Nouvelle vague de canicule, nouveau rappel : le confort d'été n'est plus une option, c'est un axe structurant de nos politiques. Sur les dix départements de France hexagonale les plus exposés au risque de canicule, six sont en Occitanie. Nous le savons depuis longtemps, et c'est précisément pour cela que nous avons pris ce sujet à bras-le-corps avant qu'il n'entre dans le débat public.

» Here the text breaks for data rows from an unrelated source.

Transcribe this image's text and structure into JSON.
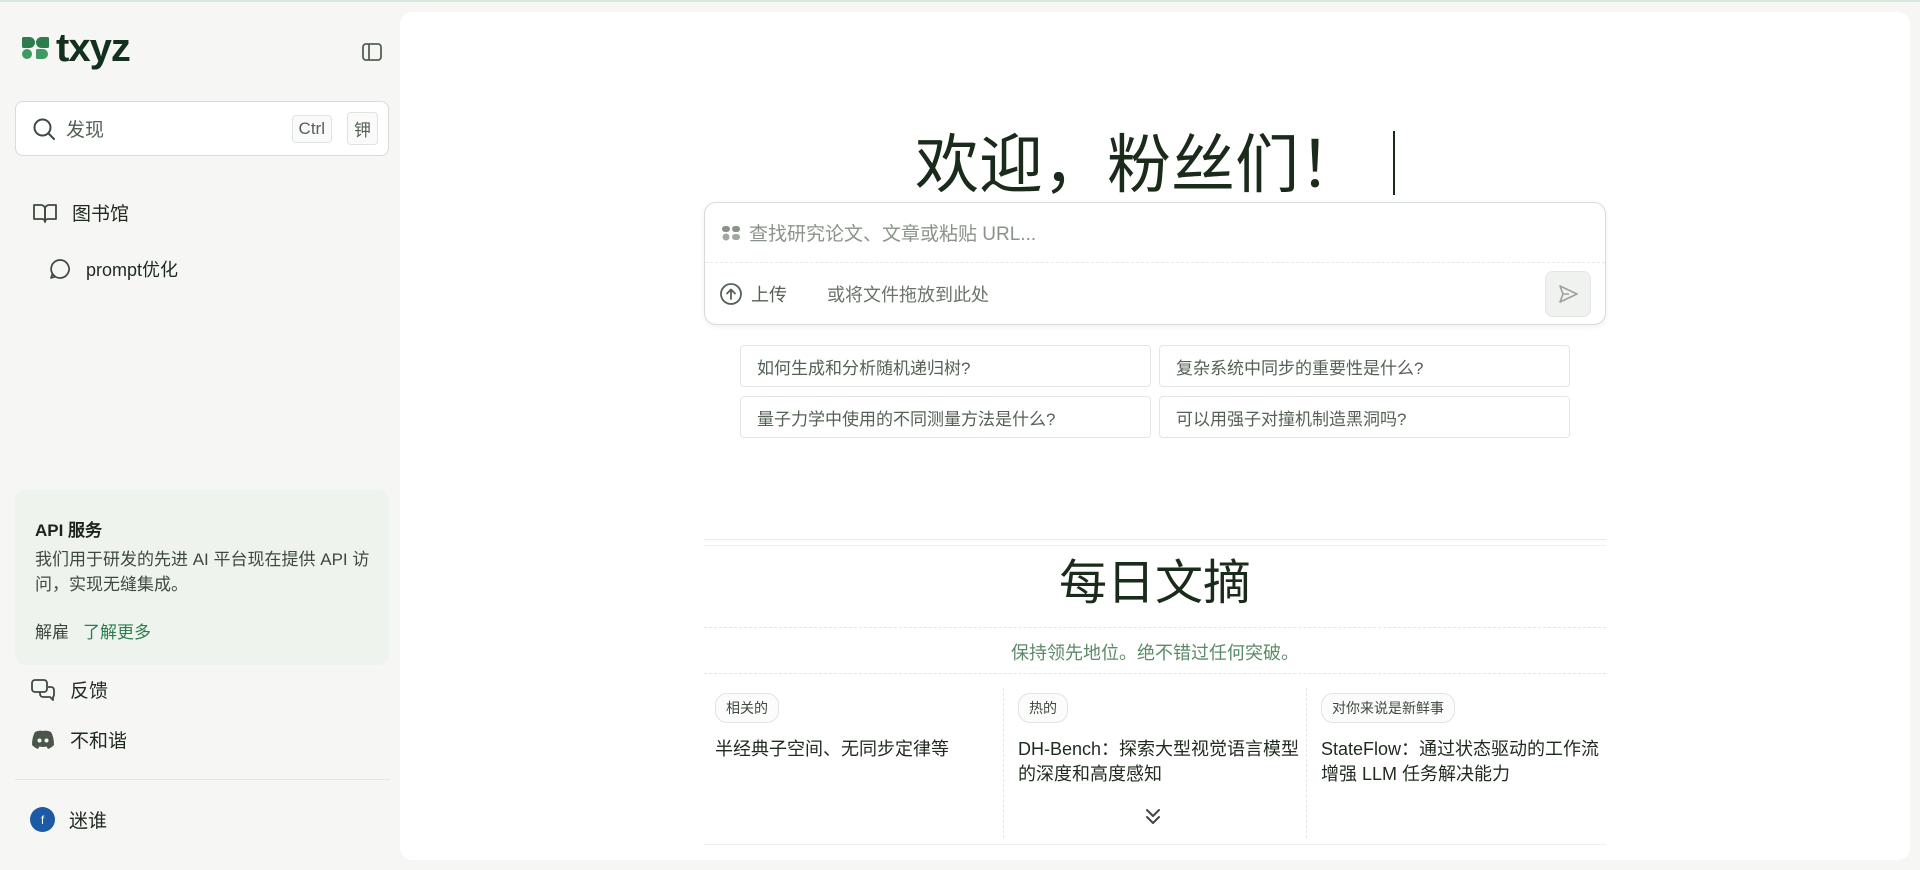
{
  "app": {
    "logo_text": "txyz",
    "brand_color": "#2e7d4f"
  },
  "sidebar": {
    "search": {
      "label": "发现",
      "shortcut_ctrl": "Ctrl",
      "shortcut_key": "钾"
    },
    "library_label": "图书馆",
    "sub_items": [
      {
        "label": "prompt优化",
        "icon": "chat-bubble-icon"
      }
    ],
    "api_card": {
      "title": "API 服务",
      "description": "我们用于研发的先进 AI 平台现在提供 API 访问，实现无缝集成。",
      "dismiss_label": "解雇",
      "learn_more_label": "了解更多"
    },
    "feedback_label": "反馈",
    "discord_label": "不和谐",
    "user": {
      "avatar_letter": "f",
      "name": "迷谁"
    }
  },
  "main": {
    "welcome": "欢迎，粉丝们！",
    "query": {
      "placeholder": "查找研究论文、文章或粘贴 URL...",
      "upload_label": "上传",
      "drop_hint": "或将文件拖放到此处"
    },
    "suggestions": [
      "如何生成和分析随机递归树?",
      "复杂系统中同步的重要性是什么?",
      "量子力学中使用的不同测量方法是什么?",
      "可以用强子对撞机制造黑洞吗?"
    ],
    "digest": {
      "title": "每日文摘",
      "subtitle": "保持领先地位。绝不错过任何突破。",
      "cards": [
        {
          "tag": "相关的",
          "title": "半经典子空间、无同步定律等"
        },
        {
          "tag": "热的",
          "title": "DH-Bench：探索大型视觉语言模型的深度和高度感知"
        },
        {
          "tag": "对你来说是新鲜事",
          "title": "StateFlow：通过状态驱动的工作流增强 LLM 任务解决能力"
        }
      ]
    }
  }
}
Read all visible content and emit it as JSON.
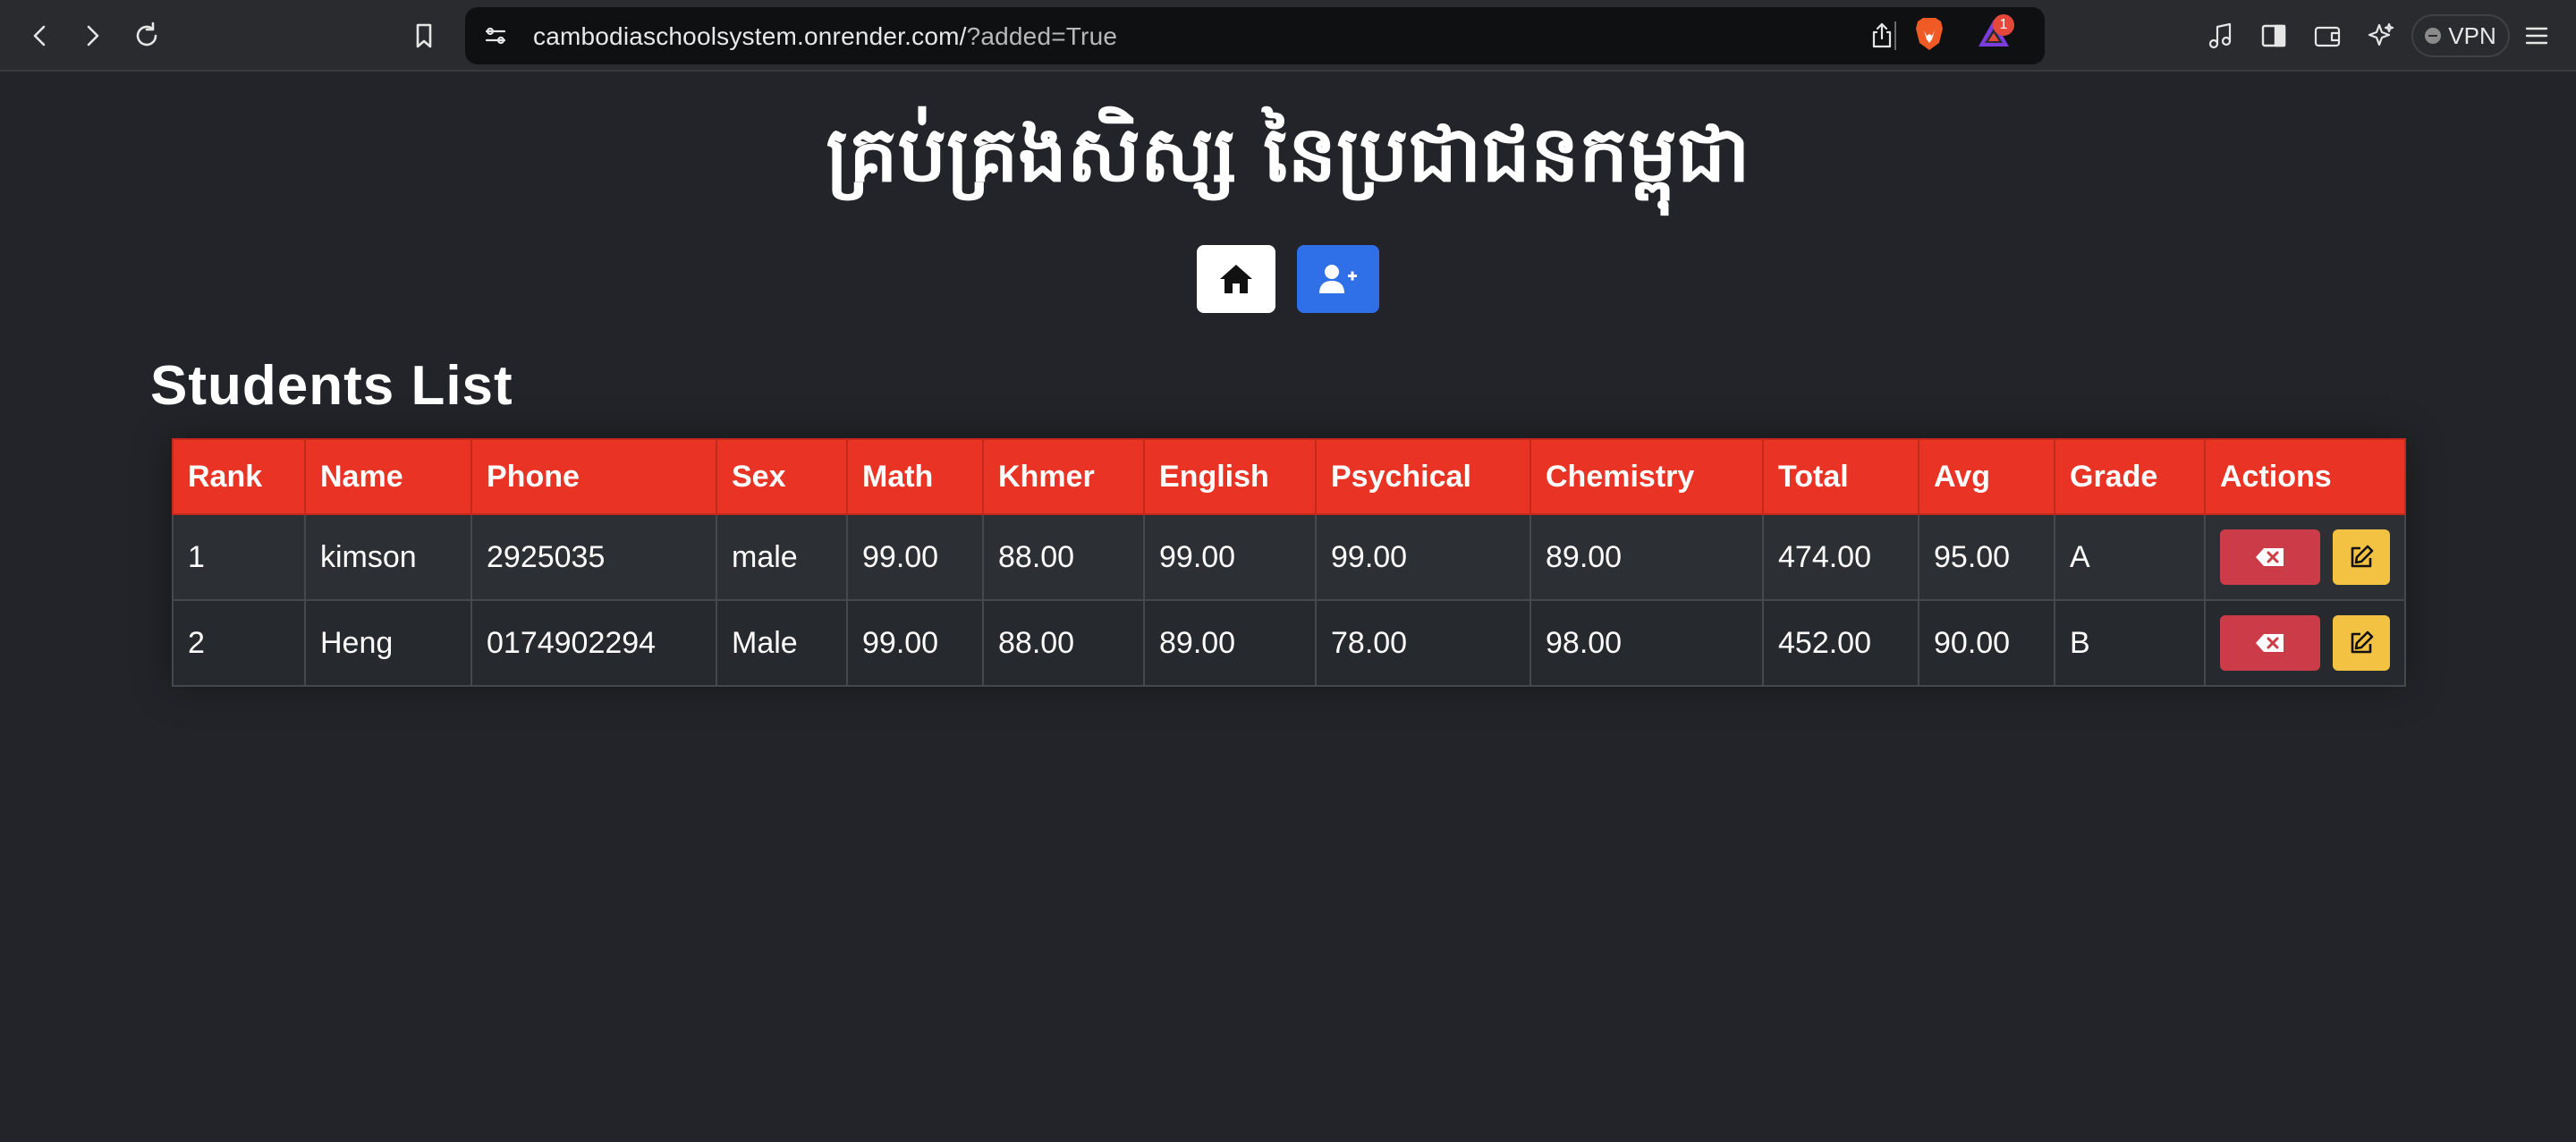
{
  "browser": {
    "url_main": "cambodiaschoolsystem.onrender.com/",
    "url_query": "?added=True",
    "notification_count": "1",
    "vpn_label": "VPN"
  },
  "page": {
    "title": "គ្រប់គ្រងសិស្ស នៃប្រជាជនកម្ពុជា",
    "section_title": "Students List"
  },
  "nav": {
    "home_icon": "home-icon",
    "add_icon": "add-user-icon",
    "add_button_color": "#2f6fe8"
  },
  "table": {
    "headers": [
      "Rank",
      "Name",
      "Phone",
      "Sex",
      "Math",
      "Khmer",
      "English",
      "Psychical",
      "Chemistry",
      "Total",
      "Avg",
      "Grade",
      "Actions"
    ],
    "rows": [
      {
        "rank": "1",
        "name": "kimson",
        "phone": "2925035",
        "sex": "male",
        "math": "99.00",
        "khmer": "88.00",
        "english": "99.00",
        "psychical": "99.00",
        "chemistry": "89.00",
        "total": "474.00",
        "avg": "95.00",
        "grade": "A"
      },
      {
        "rank": "2",
        "name": "Heng",
        "phone": "0174902294",
        "sex": "Male",
        "math": "99.00",
        "khmer": "88.00",
        "english": "89.00",
        "psychical": "78.00",
        "chemistry": "98.00",
        "total": "452.00",
        "avg": "90.00",
        "grade": "B"
      }
    ]
  },
  "colors": {
    "header_red": "#e83325",
    "delete_red": "#cc3b48",
    "edit_yellow": "#f4c243",
    "background": "#222429"
  }
}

En 2025, nos organismes ont réhabilité près de 5 000 logements sur la région, pour plus de 200 millions d'euros investis sur fonds propres. L'objectif collectif pour 2026 : 6 000 logements, soit environ 283 millions d'euros mobilisés.
Sur le terrain, les solutions se combinent : ventilation extérieure, brasseurs d'air de plafond, protections solaires extérieures, isolation biosourcée intérieure et extérieure. Et parce qu'un logement bien équipé ne suffit pas si les usages ne suivent pas, les équipes de proximité continuent d'accompagner les locataires sur les bons réflexes : fermeture des volets en journée, aération nocturne, limitation des sources de chaleur internes.
L'illustration la plus récente de cette dynamique vient des Chalets, qui viennent d'équiper une première vague de dix résidences en brasseurs d'air de plafond, à commencer par les résidences sociales seniors Le Ruisseau à Quint-Fonsegrives. La logique retenue est celle que beaucoup d'entre nous partagent : cibler d'abord les publics les plus vulnérables à la chaleur, avant d'étendre progressivement le dispositif au reste du patrimoine seniors puis aux résidences étudiantes.
Crédits photo : Ici Occitanie
Sur place, le retour des locataires est déjà tangible : confort ressenti amélioré, usage simple et silencieux, sans les contraintes ni le coût d'une climatisation classique. Un exemple concret de ce que nos organismes peuvent mettre en œuvre rapidement, à l'échelle d'une résidence, en attendant les réhabilitations plus lourdes.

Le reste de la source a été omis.